Related Artist
Artist Statement
The making of art is a method of knowing. I make art to understand God, humanity, scripture, our time and culture, myself, transience, eternity, and the relationship between perception and belief among other things.
As a printmaker, I produce edition varia—suites of prints that are related in their compositional structure (edition) yet unique in their layering and color (varia). They are the same but different. Most printmakers do not focus on variation to the extent that I do. My reason for doing so is not to be unusual; rather, it is that the production of variations becomes for me an arena of contemplation and a portal to understanding. Making variations forces me to think through the subject of a work as though from many viewpoints. A genuine dialogue about the subject occurs between myself and the artworks as I alternate making and viewing them. I make the works with prefigured beliefs and intentions. Then I view the works, and they speak to me. They do not simply restate what I dictate, like voice mail. Just as making the works teaches me what I could not learn without the making, the works manifest what I could not see without them.
So, in the same way that making variations helps me to understand what is beyond and greater than my work, I propose (by the works’ existence and installation together) that juxtaposing variations can deepen any viewer’s engagement with the work’s content—making one’s experience more complex and rewarding. Variation becomes a third dimension for my otherwise two-dimensional work. But it is a dimension of a different kind than that of sculpture: it is a dimension of the mind. Such variation has a peculiar ability to penetrate and provoke human thinking because we are creatures of comparison.
In making edition varia, I emulate what I see demonstrated in life. From the beginning, God made us to see light and darkness and distinguish between the two; likewise I make relief prints that clarify space in fundamentally binary contrast. The earth is an ancient, perceptibly stable place, yet its appearance changes with night and day, stormy weather and fair, seasons, and so on. God made us in his image, yet varied: male and female. These things illustrate that we come to understand mysteries through our experience of dualities, unions, and variations. And this is proof of the practice’s power: I came to understand these things by so doing, so viewing, and so comparing.
Biography
Eric currently lives in Iowa and received his MFA from Iowa State University.
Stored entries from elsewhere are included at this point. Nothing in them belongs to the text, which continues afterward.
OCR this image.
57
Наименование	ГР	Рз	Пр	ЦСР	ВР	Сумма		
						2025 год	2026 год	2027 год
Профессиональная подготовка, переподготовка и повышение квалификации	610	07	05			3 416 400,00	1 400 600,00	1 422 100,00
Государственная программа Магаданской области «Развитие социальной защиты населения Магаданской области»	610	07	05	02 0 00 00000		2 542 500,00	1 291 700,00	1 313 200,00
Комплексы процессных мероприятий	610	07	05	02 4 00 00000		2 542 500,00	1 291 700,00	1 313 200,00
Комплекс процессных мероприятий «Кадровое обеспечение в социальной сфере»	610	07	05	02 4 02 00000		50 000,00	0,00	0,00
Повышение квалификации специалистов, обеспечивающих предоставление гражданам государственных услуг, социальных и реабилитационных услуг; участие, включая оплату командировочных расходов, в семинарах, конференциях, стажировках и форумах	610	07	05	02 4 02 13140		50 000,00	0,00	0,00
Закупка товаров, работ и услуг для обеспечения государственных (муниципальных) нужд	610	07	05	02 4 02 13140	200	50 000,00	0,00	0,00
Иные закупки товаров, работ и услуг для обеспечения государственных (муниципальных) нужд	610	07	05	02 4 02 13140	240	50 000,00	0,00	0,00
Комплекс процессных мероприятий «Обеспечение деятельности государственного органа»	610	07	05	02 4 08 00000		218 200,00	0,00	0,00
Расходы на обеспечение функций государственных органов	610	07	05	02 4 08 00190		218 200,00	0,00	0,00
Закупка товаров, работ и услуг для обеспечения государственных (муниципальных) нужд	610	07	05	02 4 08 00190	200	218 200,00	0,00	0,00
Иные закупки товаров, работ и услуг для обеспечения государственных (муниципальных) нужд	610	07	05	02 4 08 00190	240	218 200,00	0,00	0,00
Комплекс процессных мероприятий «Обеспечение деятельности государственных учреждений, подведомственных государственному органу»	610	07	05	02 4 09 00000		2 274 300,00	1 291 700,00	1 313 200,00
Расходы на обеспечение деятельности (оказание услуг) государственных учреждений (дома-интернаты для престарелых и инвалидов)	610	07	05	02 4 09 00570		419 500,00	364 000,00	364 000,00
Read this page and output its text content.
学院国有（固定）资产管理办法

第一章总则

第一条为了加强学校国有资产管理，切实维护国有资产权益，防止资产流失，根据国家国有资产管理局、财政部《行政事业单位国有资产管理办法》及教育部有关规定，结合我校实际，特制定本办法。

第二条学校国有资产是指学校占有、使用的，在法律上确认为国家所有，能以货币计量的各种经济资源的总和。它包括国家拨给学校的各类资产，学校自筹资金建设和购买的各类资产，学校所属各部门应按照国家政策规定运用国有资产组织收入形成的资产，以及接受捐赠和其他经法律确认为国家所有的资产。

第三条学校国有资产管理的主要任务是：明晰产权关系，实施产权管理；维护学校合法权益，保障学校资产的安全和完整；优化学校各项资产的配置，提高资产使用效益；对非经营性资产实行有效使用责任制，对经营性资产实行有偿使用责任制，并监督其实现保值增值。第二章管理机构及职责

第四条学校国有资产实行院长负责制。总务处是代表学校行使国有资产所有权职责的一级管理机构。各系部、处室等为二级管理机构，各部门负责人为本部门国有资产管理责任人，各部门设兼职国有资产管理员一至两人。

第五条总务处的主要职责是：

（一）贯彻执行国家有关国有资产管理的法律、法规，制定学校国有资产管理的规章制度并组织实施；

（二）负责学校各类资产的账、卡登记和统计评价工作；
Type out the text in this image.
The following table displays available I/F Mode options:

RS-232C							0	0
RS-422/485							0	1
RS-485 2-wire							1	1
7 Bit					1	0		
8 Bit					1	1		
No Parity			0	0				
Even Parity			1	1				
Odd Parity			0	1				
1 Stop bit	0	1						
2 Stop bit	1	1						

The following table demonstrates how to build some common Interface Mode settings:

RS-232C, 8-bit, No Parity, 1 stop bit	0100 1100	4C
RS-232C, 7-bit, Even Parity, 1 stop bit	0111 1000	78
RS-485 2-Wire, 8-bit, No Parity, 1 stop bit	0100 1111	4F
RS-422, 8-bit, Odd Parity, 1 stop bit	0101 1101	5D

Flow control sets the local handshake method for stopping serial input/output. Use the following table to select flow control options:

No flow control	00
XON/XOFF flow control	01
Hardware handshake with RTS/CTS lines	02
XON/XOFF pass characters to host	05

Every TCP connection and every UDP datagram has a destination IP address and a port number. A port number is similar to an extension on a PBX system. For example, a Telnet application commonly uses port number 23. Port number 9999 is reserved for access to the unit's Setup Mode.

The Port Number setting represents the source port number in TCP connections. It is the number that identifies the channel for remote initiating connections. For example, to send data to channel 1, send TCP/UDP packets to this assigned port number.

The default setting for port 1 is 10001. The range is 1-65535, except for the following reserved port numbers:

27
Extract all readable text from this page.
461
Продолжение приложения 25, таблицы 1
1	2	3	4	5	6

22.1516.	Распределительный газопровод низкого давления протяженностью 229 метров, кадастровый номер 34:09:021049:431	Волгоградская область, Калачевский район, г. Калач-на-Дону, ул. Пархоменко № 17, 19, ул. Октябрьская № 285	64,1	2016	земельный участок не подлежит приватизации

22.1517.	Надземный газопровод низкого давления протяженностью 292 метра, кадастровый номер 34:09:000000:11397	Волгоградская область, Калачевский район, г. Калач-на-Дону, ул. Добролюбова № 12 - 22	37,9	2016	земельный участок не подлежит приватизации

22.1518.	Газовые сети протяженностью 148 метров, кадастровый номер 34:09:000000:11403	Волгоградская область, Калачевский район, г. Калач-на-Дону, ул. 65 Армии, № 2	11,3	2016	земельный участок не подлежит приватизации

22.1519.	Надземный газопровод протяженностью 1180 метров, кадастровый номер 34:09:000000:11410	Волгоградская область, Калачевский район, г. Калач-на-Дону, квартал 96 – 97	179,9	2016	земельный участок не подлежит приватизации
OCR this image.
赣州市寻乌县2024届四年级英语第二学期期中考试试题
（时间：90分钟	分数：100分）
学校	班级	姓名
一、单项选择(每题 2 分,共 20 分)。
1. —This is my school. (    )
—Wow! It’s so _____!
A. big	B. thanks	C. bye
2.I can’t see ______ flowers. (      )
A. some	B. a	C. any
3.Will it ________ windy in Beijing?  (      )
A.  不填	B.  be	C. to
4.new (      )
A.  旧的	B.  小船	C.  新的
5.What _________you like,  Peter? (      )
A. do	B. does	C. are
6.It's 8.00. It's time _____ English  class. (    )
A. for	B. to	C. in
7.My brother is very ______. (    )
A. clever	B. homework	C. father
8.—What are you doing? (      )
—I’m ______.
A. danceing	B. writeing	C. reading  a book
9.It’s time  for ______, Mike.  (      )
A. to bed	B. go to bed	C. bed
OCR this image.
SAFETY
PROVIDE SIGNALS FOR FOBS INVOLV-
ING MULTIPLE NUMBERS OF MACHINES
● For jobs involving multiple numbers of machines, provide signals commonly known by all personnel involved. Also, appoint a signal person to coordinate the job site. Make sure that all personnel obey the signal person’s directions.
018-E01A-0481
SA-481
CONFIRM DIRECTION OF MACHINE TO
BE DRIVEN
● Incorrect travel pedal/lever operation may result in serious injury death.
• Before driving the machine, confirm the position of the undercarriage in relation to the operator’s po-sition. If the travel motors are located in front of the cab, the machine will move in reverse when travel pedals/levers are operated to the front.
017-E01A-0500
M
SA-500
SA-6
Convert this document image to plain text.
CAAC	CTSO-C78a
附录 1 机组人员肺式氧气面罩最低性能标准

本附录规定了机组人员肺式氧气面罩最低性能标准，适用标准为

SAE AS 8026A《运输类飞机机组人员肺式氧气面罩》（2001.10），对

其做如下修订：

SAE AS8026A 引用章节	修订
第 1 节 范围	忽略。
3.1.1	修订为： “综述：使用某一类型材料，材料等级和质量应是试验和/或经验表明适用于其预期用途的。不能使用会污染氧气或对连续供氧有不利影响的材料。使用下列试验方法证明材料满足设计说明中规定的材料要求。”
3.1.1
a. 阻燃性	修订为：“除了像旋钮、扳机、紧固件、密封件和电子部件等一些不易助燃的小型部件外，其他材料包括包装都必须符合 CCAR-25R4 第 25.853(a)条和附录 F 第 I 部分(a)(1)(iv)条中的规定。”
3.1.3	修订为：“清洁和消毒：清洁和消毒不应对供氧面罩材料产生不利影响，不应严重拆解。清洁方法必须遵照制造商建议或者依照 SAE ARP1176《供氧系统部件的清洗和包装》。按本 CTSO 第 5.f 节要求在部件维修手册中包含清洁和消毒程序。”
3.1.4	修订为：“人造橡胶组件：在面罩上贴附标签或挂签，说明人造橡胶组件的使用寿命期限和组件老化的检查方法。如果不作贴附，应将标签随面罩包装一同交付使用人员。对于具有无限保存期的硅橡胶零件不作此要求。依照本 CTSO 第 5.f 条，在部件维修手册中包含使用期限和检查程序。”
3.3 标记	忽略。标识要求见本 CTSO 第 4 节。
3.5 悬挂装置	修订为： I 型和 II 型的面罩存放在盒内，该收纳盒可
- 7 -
In addition to his own art, he has taught multiple classes and workshops as well as attained many technical acheivements, including designing and fabricating a hydraulic press for various printmaking processes, creating a registration system for large-scale printmaking, and making general improvements to the ISU printmaking studios.
Eric's has had solo exhibitions across the mid-west and has been represented in group exhibitions nationwide, including 20/20 Vision at Firehouse Gallery-Louisville, PA, 2009; and Prolific Impressions, Printmaking Now- climate/gallery LLC, Long Island City, NY.